Here are more funny comparisons:
-Diapers are called nappies, which I really don’t like. Since we use that word, if we ever do, to mean something disgusting, I just don’t like it and refuse to use it in reference to something on my child, even if it is his diaper.
-Pacifiers are called dummies which I also will not use. It sounds like we’re just trying to fool our babies which I don’t like—I’m sure it originated as a funny term for it, but still….
-A Crib is called a cot, which is fine; it just confuses me, and I still haven’t learned the word for our version of a cot.
-A hug is a cuddle, which just sounds funny to me. It is particularly funny when grown people are asking for a cuddle or offering a sad co-worker a cuddle or something like that! I always picture the person cuddling up to a stuffed animal in their bed!
-When people want to hold a baby, they ask to nurse the baby, which entirely freaked me out when we brought Drew here as a baby and they asked me to pass him to Steve’s Dad for a nurse—what?!
-It has also been quite tough to start using the word toilet instead of bathroom/restroom. People just don’t need that visual! Yuck! But I’m trying…..and am also trying to say the ‘bin’ instead of the ‘trash can’, although I don’t think I will ever be able to say ‘bin it’ instead of ‘put it in the trash.’ It’s not gross, like toilet; it just is too ingrained in me.

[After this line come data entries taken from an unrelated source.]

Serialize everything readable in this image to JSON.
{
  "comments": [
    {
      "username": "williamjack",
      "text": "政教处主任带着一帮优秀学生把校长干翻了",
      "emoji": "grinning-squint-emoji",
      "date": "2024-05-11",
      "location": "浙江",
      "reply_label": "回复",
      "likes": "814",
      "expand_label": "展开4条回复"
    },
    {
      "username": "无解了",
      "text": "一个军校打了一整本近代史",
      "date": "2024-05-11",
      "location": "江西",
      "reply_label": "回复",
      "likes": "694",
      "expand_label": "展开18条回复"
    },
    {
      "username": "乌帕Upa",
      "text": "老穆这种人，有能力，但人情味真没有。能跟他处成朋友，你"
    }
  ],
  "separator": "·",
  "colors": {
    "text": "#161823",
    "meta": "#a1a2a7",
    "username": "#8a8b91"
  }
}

-Affectionately, they call babies bubbies, or bubs.
-When the weather is nice out, not too hot, not too cold, the meteorologist will say in his broadcast that it is ‘fine’ out, or when the rain has cleared up, that it has ‘fined’ up. That’s just not proper grammar.

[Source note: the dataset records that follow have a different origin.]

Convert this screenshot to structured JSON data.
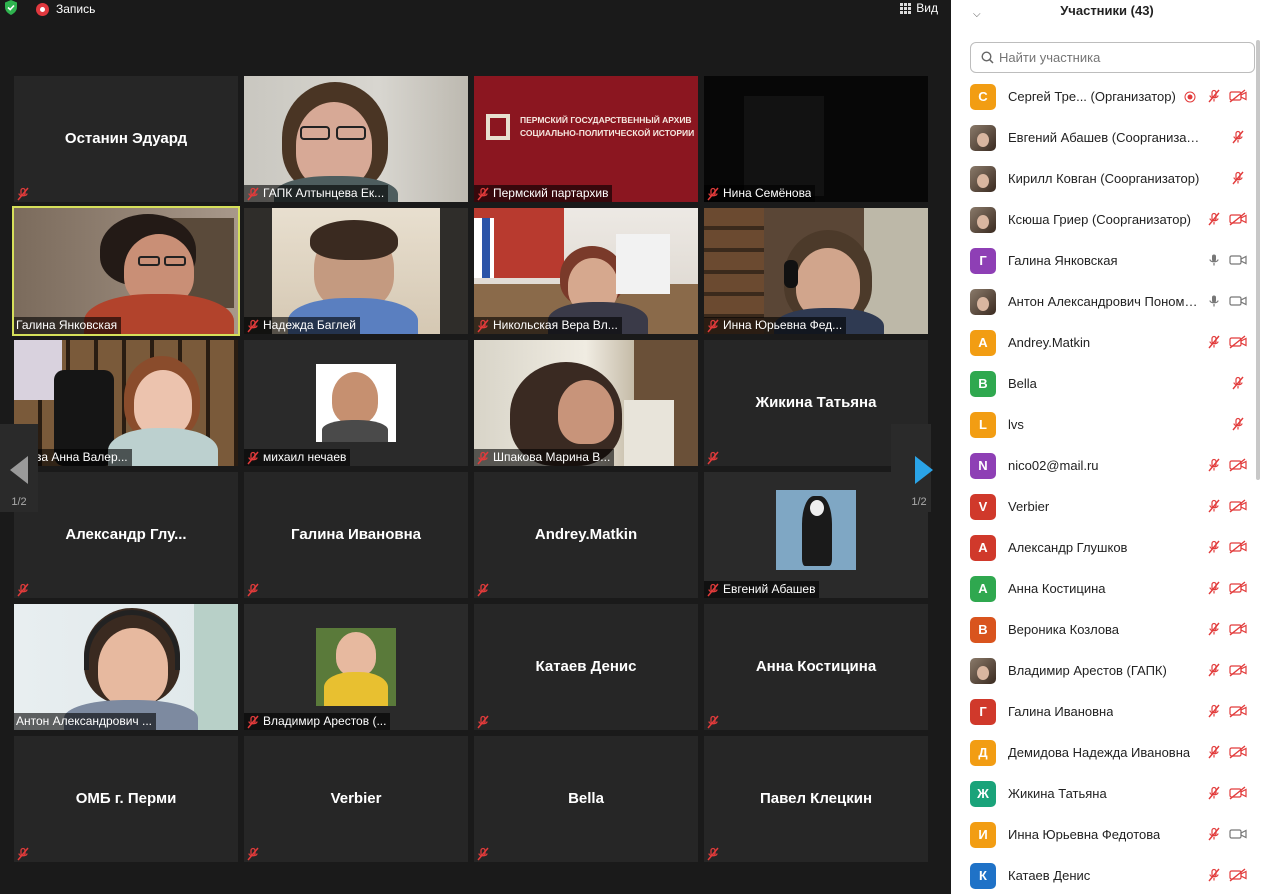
{
  "topbar": {
    "record_label": "Запись",
    "view_label": "Вид"
  },
  "nav": {
    "page_left": "1/2",
    "page_right": "1/2"
  },
  "tiles": [
    {
      "name": "Останин Эдуард",
      "video": false,
      "muted": true
    },
    {
      "name": "ГАПК Алтынцева Ек...",
      "video": true,
      "muted": true
    },
    {
      "name": "Пермский партархив",
      "video": true,
      "muted": true
    },
    {
      "name": "Нина Семёнова",
      "video": true,
      "muted": true
    },
    {
      "name": "Галина Янковская",
      "video": true,
      "muted": false,
      "active": true
    },
    {
      "name": "Надежда Баглей",
      "video": true,
      "muted": true
    },
    {
      "name": "Никольская Вера Вл...",
      "video": true,
      "muted": true
    },
    {
      "name": "Инна Юрьевна Фед...",
      "video": true,
      "muted": true
    },
    {
      "name": "охова Анна Валер...",
      "video": true,
      "muted": false
    },
    {
      "name": "михаил нечаев",
      "video": true,
      "muted": true
    },
    {
      "name": "Шпакова Марина В...",
      "video": true,
      "muted": true
    },
    {
      "name": "Жикина Татьяна",
      "video": false,
      "muted": true
    },
    {
      "name": "Александр  Глу...",
      "video": false,
      "muted": true
    },
    {
      "name": "Галина Ивановна",
      "video": false,
      "muted": true
    },
    {
      "name": "Andrey.Matkin",
      "video": false,
      "muted": true
    },
    {
      "name": "Евгений Абашев",
      "video": true,
      "muted": true
    },
    {
      "name": "Антон Александрович ...",
      "video": true,
      "muted": false
    },
    {
      "name": "Владимир Арестов (...",
      "video": true,
      "muted": true
    },
    {
      "name": "Катаев Денис",
      "video": false,
      "muted": true
    },
    {
      "name": "Анна Костицина",
      "video": false,
      "muted": true
    },
    {
      "name": "ОМБ г. Перми",
      "video": false,
      "muted": true
    },
    {
      "name": "Verbier",
      "video": false,
      "muted": true
    },
    {
      "name": "Bella",
      "video": false,
      "muted": true
    },
    {
      "name": "Павел Клецкин",
      "video": false,
      "muted": true
    }
  ],
  "archive_sign": {
    "line1": "ПЕРМСКИЙ ГОСУДАРСТВЕННЫЙ АРХИВ",
    "line2": "СОЦИАЛЬНО-ПОЛИТИЧЕСКОЙ ИСТОРИИ"
  },
  "sidebar": {
    "title": "Участники (43)",
    "search_placeholder": "Найти участника",
    "participants": [
      {
        "name": "Сергей Тре...  (Организатор)",
        "avatar": "С",
        "color": "#f29d13",
        "mic": "muted",
        "cam": "off",
        "recording": true
      },
      {
        "name": "Евгений Абашев (Соорганизатор)",
        "avatar": "",
        "photo": true,
        "mic": "muted",
        "cam": "none"
      },
      {
        "name": "Кирилл Ковган (Соорганизатор)",
        "avatar": "",
        "photo": true,
        "mic": "muted",
        "cam": "none"
      },
      {
        "name": "Ксюша Гриер (Соорганизатор)",
        "avatar": "",
        "photo": true,
        "mic": "muted",
        "cam": "off"
      },
      {
        "name": "Галина Янковская",
        "avatar": "Г",
        "color": "#8e3fb5",
        "mic": "on",
        "cam": "on"
      },
      {
        "name": "Антон Александрович Пономарев",
        "avatar": "",
        "photo": true,
        "mic": "on",
        "cam": "on"
      },
      {
        "name": "Andrey.Matkin",
        "avatar": "A",
        "color": "#f29d13",
        "mic": "muted",
        "cam": "off"
      },
      {
        "name": "Bella",
        "avatar": "B",
        "color": "#2fa84f",
        "mic": "muted",
        "cam": "none"
      },
      {
        "name": "lvs",
        "avatar": "L",
        "color": "#f29d13",
        "mic": "muted",
        "cam": "none"
      },
      {
        "name": "nico02@mail.ru",
        "avatar": "N",
        "color": "#8e3fb5",
        "mic": "muted",
        "cam": "off"
      },
      {
        "name": "Verbier",
        "avatar": "V",
        "color": "#d0392b",
        "mic": "muted",
        "cam": "off"
      },
      {
        "name": "Александр Глушков",
        "avatar": "А",
        "color": "#d0392b",
        "mic": "muted",
        "cam": "off"
      },
      {
        "name": "Анна Костицина",
        "avatar": "А",
        "color": "#2fa84f",
        "mic": "muted",
        "cam": "off"
      },
      {
        "name": "Вероника Козлова",
        "avatar": "В",
        "color": "#d9541e",
        "mic": "muted",
        "cam": "off"
      },
      {
        "name": "Владимир Арестов (ГАПК)",
        "avatar": "",
        "photo": true,
        "mic": "muted",
        "cam": "off"
      },
      {
        "name": "Галина Ивановна",
        "avatar": "Г",
        "color": "#d0392b",
        "mic": "muted",
        "cam": "off"
      },
      {
        "name": "Демидова Надежда Ивановна",
        "avatar": "Д",
        "color": "#f29d13",
        "mic": "muted",
        "cam": "off"
      },
      {
        "name": "Жикина Татьяна",
        "avatar": "Ж",
        "color": "#1aa37a",
        "mic": "muted",
        "cam": "off"
      },
      {
        "name": "Инна Юрьевна Федотова",
        "avatar": "И",
        "color": "#f29d13",
        "mic": "muted",
        "cam": "on"
      },
      {
        "name": "Катаев Денис",
        "avatar": "К",
        "color": "#1f72c7",
        "mic": "muted",
        "cam": "off"
      }
    ]
  }
}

-They call sweaters’ jumpers’, athletic shoes ‘boots’ (I don’t know what boots are called), and getting bundled up for the cold is called getting ‘rugged up’ (Also, blankets, especially when laid on the floor or ground as in the case of a picnic, are called ‘rugs’ or ‘picnic rugs’, again often leaving me confused, because I think carpet is called a rug as well, so I get lost when people start talking about putting a rug down on the rug).

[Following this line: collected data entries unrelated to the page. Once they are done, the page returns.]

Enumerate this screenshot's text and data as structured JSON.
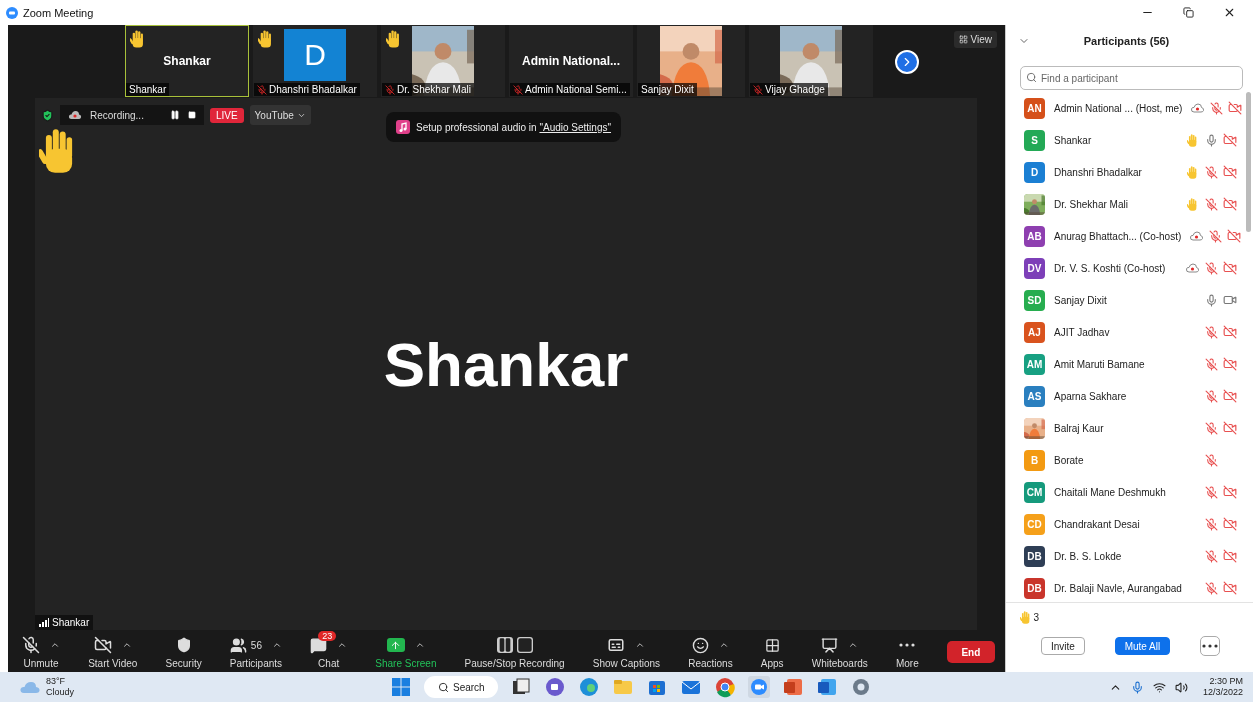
{
  "window": {
    "title": "Zoom Meeting"
  },
  "thumbnails": [
    {
      "kind": "name",
      "name": "Shankar",
      "label": "Shankar",
      "hand": true,
      "muted": false,
      "selected": true
    },
    {
      "kind": "initial",
      "initial": "D",
      "label": "Dhanshri Bhadalkar",
      "hand": true,
      "muted": true,
      "selected": false
    },
    {
      "label": "Dr. Shekhar Mali",
      "hand": true,
      "muted": true,
      "selected": false
    },
    {
      "kind": "name",
      "name": "Admin  National...",
      "label": "Admin National Semi...",
      "hand": false,
      "muted": true,
      "selected": false
    },
    {
      "label": "Sanjay Dixit",
      "hand": false,
      "muted": false,
      "selected": false
    },
    {
      "label": "Vijay Ghadge",
      "hand": false,
      "muted": true,
      "selected": false
    }
  ],
  "view_button": "View",
  "recording_bar": {
    "status": "Recording...",
    "live": "LIVE",
    "stream": "YouTube"
  },
  "banner": {
    "text": "Setup professional audio in ",
    "link": "\"Audio Settings\""
  },
  "speaker": {
    "name": "Shankar",
    "hand": true,
    "tag": "Shankar"
  },
  "toolbar": [
    {
      "kind": "unmute",
      "label": "Unmute",
      "caret": true
    },
    {
      "kind": "video",
      "label": "Start Video",
      "caret": true
    },
    {
      "kind": "security",
      "label": "Security",
      "caret": false
    },
    {
      "kind": "participants",
      "label": "Participants",
      "count": "56",
      "caret": true
    },
    {
      "kind": "chat",
      "label": "Chat",
      "badge": "23",
      "caret": true
    },
    {
      "kind": "share",
      "label": "Share Screen",
      "caret": true
    },
    {
      "kind": "recording",
      "label": "Pause/Stop Recording",
      "caret": false
    },
    {
      "kind": "captions",
      "label": "Show Captions",
      "caret": true
    },
    {
      "kind": "reactions",
      "label": "Reactions",
      "caret": true
    },
    {
      "kind": "apps",
      "label": "Apps",
      "caret": false
    },
    {
      "kind": "whiteboards",
      "label": "Whiteboards",
      "caret": true
    },
    {
      "kind": "more",
      "label": "More",
      "caret": false
    }
  ],
  "end_button": "End",
  "panel": {
    "title": "Participants (56)",
    "search_placeholder": "Find a participant",
    "raised_hands": "3",
    "buttons": [
      "Invite",
      "Mute All"
    ]
  },
  "participants": [
    {
      "kind": "initials",
      "initials": "AN",
      "color": "#d5501a",
      "name": "Admin National ... (Host, me)",
      "recording": true,
      "hand": false,
      "muted": true,
      "video_off": true
    },
    {
      "kind": "initials",
      "initials": "S",
      "color": "#23a956",
      "name": "Shankar",
      "recording": false,
      "hand": true,
      "muted": false,
      "video_off": true
    },
    {
      "kind": "initials",
      "initials": "D",
      "color": "#1b7fd3",
      "name": "Dhanshri Bhadalkar",
      "recording": false,
      "hand": true,
      "muted": true,
      "video_off": true
    },
    {
      "name": "Dr. Shekhar Mali",
      "recording": false,
      "hand": true,
      "muted": true,
      "video_off": true
    },
    {
      "kind": "initials",
      "initials": "AB",
      "color": "#8e3fb0",
      "name": "Anurag Bhattach...  (Co-host)",
      "recording": true,
      "hand": false,
      "muted": true,
      "video_off": true
    },
    {
      "kind": "initials",
      "initials": "DV",
      "color": "#7d3fb8",
      "name": "Dr. V. S. Koshti (Co-host)",
      "recording": true,
      "hand": false,
      "muted": true,
      "video_off": true
    },
    {
      "kind": "initials",
      "initials": "SD",
      "color": "#27ad4f",
      "name": "Sanjay Dixit",
      "recording": false,
      "hand": false,
      "muted": false,
      "video_off": false
    },
    {
      "kind": "initials",
      "initials": "AJ",
      "color": "#d9531e",
      "name": "AJIT Jadhav",
      "recording": false,
      "hand": false,
      "muted": true,
      "video_off": true
    },
    {
      "kind": "initials",
      "initials": "AM",
      "color": "#17a082",
      "name": "Amit Maruti Bamane",
      "recording": false,
      "hand": false,
      "muted": true,
      "video_off": true
    },
    {
      "kind": "initials",
      "initials": "AS",
      "color": "#2a7fbf",
      "name": "Aparna Sakhare",
      "recording": false,
      "hand": false,
      "muted": true,
      "video_off": true
    },
    {
      "name": "Balraj Kaur",
      "recording": false,
      "hand": false,
      "muted": true,
      "video_off": true
    },
    {
      "kind": "initials",
      "initials": "B",
      "color": "#f39a12",
      "name": "Borate",
      "recording": false,
      "hand": false,
      "muted": true
    },
    {
      "kind": "initials",
      "initials": "CM",
      "color": "#159a7c",
      "name": "Chaitali Mane Deshmukh",
      "recording": false,
      "hand": false,
      "muted": true,
      "video_off": true
    },
    {
      "kind": "initials",
      "initials": "CD",
      "color": "#f5a01a",
      "name": "Chandrakant Desai",
      "recording": false,
      "hand": false,
      "muted": true,
      "video_off": true
    },
    {
      "kind": "initials",
      "initials": "DB",
      "color": "#2e3e55",
      "name": "Dr. B. S. Lokde",
      "recording": false,
      "hand": false,
      "muted": true,
      "video_off": true
    },
    {
      "kind": "initials",
      "initials": "DB",
      "color": "#c9352b",
      "name": "Dr. Balaji Navle, Aurangabad",
      "recording": false,
      "hand": false,
      "muted": true,
      "video_off": true
    }
  ],
  "taskbar": {
    "temperature": "83°F",
    "weather": "Cloudy",
    "search": "Search",
    "apps": [
      {
        "kind": "files"
      },
      {
        "kind": "meet"
      },
      {
        "kind": "edge"
      },
      {
        "kind": "folder"
      },
      {
        "kind": "store"
      },
      {
        "kind": "mail"
      },
      {
        "kind": "chrome"
      },
      {
        "kind": "zoom"
      },
      {
        "kind": "powerpoint"
      },
      {
        "kind": "word"
      },
      {
        "kind": "settings"
      }
    ],
    "time": "2:30 PM",
    "date": "12/3/2022"
  }
}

-Arriving somewhere, or where we might say ‘showing up’ is called ‘rocking up’. The funniest thing about all these terms is that they are not just slang; they are used in the news or in professional settings.
-Stomp is now stamp; clothespins are pegs as are tent stakes; the sidewalk is the footpath (which does make good sense) and to call someone on the phone is to ‘ring’ them (yes, the phone rings when you ‘ring’ someone——huh?).
-The afternoon is called the arvo (Ha! Spell check even knows it!), which I just cannot pull off—just doesn’t sound right with an American accent. I could possibly try it if it was avro, which sounds more like the word it came from…..
-Finally, for today’s lesson, just take almost any word you can think of, take off the end, and add ‘ies’ or sometimes an ‘o’; even if it already has two syllables, because the Aussies believe it’s then easier and also likely more fun to say: Christmas—Chrissy (Spell check says Chrissie—which is it?), presents—pressies, relatives—rellies, sunglasses—sunnies, firemen—firies; post/mailman—postie, smoke break—smoko, service/gas/petrol station—servo, person who sells fish on the corner (we just don’t have a one-word description for that one!)—fisho, milkman—milko, garbage/rubbish collector—garbo, electrician—sparky…..wait a minute—how’d we get that one?! And how did a swimsuit come to be called togs, not even a tog?!